Thuan shrugged. It was a water-based disease and, as such, had about as much chance of hurting him as the common cold. But they couldn’t know that; their concern was genuine. Which would, if he thought too long about it, make him feel bad about the deception he was currently involved in; about being here for the kingdom’s interest, and certainly not the House’s. “Thanks.” How was he going to bring the conversation around to the subject that interested him without raising suspicion?
“You heard the news?” Géraldine was already putting on her nurse’s coat. Breaks were short, and she’d been there before Thuan had arrived.
“Which one?” Nadine asked, draining her cup. She threw a glance at the grandfather clock ticking away the hours in the corner of the small room.
“Iaris has terminated the experiment with Madeleine.”
Nadine snorted. “She only tried because Lord Asmodeus asked. She can’t refuse him anything.”
“No one can,” Géraldine said.
“You know what I mean,” Nadine said.
Géraldine looked at her, sharply, and didn’t answer. “Time’s up,” she said to Ahmed. And, to Thuan, a touch more kindly: “You still have a few minutes left. Finish your food. You look entirely too scrawny to be healthy.”
“What did you mean?” Thuan asked Nadine, after they had both left. He knew her relationship with Iaris was fraught, but not why.

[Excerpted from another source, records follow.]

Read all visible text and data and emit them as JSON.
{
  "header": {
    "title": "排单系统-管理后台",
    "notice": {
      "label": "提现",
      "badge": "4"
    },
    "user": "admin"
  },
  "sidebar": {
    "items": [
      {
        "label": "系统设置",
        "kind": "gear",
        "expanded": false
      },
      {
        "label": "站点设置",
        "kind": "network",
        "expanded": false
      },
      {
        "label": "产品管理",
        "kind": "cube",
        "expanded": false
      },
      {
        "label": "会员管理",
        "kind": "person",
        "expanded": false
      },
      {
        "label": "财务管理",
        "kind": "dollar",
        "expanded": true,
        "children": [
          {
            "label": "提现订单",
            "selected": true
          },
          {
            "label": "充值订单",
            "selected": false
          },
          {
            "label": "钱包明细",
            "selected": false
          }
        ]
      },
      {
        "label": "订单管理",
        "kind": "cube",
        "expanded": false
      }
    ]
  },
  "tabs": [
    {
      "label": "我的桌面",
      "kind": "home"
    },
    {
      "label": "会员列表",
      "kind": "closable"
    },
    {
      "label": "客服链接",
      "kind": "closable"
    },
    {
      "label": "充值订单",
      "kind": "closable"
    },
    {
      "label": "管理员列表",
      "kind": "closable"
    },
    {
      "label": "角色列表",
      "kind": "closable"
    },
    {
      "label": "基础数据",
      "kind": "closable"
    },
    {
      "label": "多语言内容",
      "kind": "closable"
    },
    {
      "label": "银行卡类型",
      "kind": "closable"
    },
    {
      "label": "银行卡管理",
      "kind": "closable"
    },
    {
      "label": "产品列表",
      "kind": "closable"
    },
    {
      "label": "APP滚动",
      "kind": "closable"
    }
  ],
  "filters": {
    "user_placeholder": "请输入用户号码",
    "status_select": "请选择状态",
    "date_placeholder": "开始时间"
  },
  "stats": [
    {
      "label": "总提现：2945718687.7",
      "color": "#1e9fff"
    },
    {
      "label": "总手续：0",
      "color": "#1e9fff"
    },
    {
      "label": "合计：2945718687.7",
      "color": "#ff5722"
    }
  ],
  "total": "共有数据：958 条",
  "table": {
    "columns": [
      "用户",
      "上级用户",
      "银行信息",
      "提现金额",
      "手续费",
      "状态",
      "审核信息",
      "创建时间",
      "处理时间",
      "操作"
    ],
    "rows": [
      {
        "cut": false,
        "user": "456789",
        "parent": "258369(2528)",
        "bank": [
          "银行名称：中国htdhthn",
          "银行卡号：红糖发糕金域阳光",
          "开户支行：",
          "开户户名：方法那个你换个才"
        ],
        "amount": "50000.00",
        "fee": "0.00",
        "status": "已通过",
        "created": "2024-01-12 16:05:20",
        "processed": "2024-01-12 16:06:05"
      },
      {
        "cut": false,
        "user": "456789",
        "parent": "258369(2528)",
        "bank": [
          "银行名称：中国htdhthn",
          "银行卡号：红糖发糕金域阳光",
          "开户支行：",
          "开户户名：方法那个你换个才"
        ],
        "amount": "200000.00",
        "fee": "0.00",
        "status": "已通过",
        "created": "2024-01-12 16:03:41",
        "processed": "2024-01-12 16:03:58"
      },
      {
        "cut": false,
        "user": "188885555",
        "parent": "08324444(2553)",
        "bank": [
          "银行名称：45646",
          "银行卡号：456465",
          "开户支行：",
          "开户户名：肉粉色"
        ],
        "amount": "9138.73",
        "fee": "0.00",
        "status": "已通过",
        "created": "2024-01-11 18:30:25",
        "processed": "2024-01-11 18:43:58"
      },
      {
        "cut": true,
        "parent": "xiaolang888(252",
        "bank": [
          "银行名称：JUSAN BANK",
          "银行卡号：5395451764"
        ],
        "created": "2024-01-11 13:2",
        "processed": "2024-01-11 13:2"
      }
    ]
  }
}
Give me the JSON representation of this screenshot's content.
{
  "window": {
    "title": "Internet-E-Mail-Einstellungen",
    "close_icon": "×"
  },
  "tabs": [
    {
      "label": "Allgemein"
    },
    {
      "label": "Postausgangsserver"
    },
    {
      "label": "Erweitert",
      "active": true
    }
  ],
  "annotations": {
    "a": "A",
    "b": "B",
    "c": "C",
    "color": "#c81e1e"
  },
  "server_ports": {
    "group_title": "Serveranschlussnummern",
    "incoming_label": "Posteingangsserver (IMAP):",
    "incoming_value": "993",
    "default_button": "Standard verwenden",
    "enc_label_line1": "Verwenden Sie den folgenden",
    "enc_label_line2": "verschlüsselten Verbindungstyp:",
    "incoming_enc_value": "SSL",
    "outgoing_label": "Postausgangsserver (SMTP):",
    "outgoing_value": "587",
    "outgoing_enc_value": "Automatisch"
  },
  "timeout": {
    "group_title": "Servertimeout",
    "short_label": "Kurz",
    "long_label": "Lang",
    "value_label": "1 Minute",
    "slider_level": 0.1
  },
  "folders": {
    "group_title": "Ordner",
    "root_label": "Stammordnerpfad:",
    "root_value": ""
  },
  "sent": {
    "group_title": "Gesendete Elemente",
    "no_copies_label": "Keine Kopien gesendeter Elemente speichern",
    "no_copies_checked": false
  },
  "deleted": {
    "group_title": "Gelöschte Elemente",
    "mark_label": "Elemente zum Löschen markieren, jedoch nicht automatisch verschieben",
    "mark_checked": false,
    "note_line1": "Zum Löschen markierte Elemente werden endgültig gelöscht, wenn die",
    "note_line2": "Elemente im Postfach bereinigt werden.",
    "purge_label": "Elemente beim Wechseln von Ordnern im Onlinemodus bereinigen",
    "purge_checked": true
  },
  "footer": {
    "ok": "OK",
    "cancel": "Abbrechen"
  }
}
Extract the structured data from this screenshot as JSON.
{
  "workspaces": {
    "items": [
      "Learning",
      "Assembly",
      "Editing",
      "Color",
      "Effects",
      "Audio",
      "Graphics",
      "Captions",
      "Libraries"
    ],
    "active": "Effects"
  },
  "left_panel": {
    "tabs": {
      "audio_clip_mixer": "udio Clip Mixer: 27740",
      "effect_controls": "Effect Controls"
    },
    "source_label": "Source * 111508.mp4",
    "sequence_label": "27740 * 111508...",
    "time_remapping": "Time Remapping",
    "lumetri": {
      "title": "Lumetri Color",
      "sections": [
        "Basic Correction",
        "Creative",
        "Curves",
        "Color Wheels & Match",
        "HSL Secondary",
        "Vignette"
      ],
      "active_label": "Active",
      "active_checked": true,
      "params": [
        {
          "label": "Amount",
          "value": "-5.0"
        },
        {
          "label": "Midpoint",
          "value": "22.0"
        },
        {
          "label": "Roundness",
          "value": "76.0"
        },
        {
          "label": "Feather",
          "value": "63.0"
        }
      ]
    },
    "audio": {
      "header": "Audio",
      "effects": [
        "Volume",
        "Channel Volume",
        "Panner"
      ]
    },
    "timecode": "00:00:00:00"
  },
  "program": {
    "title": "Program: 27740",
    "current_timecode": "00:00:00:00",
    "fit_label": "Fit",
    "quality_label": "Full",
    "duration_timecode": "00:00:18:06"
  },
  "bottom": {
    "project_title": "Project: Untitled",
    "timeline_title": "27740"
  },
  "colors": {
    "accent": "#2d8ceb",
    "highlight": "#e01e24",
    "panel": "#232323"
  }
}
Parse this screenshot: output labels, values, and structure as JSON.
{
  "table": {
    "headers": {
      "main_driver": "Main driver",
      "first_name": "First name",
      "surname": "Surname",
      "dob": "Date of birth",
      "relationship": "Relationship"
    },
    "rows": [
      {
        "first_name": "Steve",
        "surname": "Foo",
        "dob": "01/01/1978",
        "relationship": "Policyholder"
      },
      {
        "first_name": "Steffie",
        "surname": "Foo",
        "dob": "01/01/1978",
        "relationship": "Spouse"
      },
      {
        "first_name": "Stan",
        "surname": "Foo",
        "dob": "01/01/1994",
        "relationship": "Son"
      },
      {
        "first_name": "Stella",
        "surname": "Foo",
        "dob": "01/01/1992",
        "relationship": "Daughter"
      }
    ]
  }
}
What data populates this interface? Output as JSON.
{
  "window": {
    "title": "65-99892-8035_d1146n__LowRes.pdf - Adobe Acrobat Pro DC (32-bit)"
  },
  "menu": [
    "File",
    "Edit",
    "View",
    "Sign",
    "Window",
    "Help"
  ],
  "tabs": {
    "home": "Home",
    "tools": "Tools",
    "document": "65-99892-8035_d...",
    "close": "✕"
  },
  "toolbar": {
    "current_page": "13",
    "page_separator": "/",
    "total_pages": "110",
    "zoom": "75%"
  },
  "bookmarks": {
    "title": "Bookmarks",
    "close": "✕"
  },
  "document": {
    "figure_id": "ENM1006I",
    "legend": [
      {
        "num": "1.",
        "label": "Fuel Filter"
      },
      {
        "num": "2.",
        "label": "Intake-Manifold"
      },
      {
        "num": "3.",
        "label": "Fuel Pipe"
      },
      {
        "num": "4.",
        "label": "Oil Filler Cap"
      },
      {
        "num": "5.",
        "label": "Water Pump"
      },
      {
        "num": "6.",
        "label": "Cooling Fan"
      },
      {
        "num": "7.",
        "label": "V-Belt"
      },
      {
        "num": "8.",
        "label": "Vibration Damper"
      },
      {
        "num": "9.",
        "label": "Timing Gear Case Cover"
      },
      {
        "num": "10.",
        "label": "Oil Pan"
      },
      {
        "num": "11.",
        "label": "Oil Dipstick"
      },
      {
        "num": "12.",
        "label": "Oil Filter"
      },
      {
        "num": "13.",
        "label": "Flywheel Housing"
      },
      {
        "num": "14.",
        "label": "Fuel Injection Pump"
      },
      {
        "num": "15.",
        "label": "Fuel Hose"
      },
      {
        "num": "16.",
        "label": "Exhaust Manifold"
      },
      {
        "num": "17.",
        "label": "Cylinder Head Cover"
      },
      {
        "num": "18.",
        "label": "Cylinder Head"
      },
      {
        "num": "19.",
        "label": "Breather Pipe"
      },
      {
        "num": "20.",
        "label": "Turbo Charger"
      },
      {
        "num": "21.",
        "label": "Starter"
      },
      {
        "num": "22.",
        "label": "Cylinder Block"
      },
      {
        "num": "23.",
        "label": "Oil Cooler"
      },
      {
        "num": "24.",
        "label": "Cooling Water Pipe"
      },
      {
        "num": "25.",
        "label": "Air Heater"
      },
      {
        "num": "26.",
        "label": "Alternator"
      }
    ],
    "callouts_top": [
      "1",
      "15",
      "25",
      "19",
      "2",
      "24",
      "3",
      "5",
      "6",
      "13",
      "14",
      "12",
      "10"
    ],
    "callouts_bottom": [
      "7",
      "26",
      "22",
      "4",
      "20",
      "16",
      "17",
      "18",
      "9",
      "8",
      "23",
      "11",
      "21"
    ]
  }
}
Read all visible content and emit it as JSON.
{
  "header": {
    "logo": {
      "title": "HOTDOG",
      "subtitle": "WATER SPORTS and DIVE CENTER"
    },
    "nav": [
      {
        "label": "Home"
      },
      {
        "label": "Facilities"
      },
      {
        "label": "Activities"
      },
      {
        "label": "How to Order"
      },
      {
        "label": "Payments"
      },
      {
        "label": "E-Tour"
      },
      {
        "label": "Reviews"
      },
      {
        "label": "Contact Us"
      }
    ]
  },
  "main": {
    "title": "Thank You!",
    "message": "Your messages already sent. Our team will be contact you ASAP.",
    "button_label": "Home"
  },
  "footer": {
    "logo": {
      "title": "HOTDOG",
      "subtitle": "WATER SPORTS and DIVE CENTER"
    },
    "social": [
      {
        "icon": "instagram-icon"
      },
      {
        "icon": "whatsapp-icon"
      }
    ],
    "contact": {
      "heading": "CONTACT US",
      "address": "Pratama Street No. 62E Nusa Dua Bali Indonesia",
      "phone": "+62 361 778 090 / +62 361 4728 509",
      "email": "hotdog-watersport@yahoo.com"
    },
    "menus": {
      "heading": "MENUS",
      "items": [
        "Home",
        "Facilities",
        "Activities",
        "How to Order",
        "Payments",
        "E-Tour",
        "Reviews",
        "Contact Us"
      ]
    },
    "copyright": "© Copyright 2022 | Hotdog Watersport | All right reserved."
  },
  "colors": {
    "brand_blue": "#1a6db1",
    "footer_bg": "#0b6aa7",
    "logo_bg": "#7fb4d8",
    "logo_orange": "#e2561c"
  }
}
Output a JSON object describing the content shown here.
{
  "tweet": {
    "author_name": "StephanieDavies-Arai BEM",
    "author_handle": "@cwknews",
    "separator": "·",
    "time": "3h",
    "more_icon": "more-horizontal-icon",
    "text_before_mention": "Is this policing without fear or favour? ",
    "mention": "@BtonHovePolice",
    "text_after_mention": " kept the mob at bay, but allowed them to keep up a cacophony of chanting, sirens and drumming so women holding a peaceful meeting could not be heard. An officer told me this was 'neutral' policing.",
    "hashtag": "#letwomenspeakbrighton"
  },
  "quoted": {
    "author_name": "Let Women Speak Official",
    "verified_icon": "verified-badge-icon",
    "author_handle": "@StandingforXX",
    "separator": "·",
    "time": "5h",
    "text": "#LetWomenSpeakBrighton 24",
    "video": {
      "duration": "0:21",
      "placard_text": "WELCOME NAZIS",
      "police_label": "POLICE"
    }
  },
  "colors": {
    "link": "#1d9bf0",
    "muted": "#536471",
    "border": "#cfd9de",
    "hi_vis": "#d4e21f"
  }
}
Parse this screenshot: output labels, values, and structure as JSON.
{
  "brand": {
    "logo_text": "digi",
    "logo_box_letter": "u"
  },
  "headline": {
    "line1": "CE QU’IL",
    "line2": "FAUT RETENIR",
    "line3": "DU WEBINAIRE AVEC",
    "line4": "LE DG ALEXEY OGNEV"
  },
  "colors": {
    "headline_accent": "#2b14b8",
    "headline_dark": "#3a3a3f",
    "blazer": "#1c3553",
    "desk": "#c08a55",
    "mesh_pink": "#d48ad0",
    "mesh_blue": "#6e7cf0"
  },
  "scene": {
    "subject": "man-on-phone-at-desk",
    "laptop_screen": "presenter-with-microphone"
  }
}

Nadine sighed. She leaned against the table, nursing the empty cup in her hand. “Mother was with him from the start, before the coup that deposed Lord Uphir. She . . . likes him.” Her tone suggested that she didn’t see why.
“And you don’t.” Thuan readjusted his topknot, pinning stray hairs back into place. He should have cut his hair before coming to Hawthorn—few Annamites in Paris wore their hair long, these days—but it suited him, and it would be such a hassle to regrow when he was back in the kingdom. He hadn’t quite been able to overwhelm his vanity on the matter.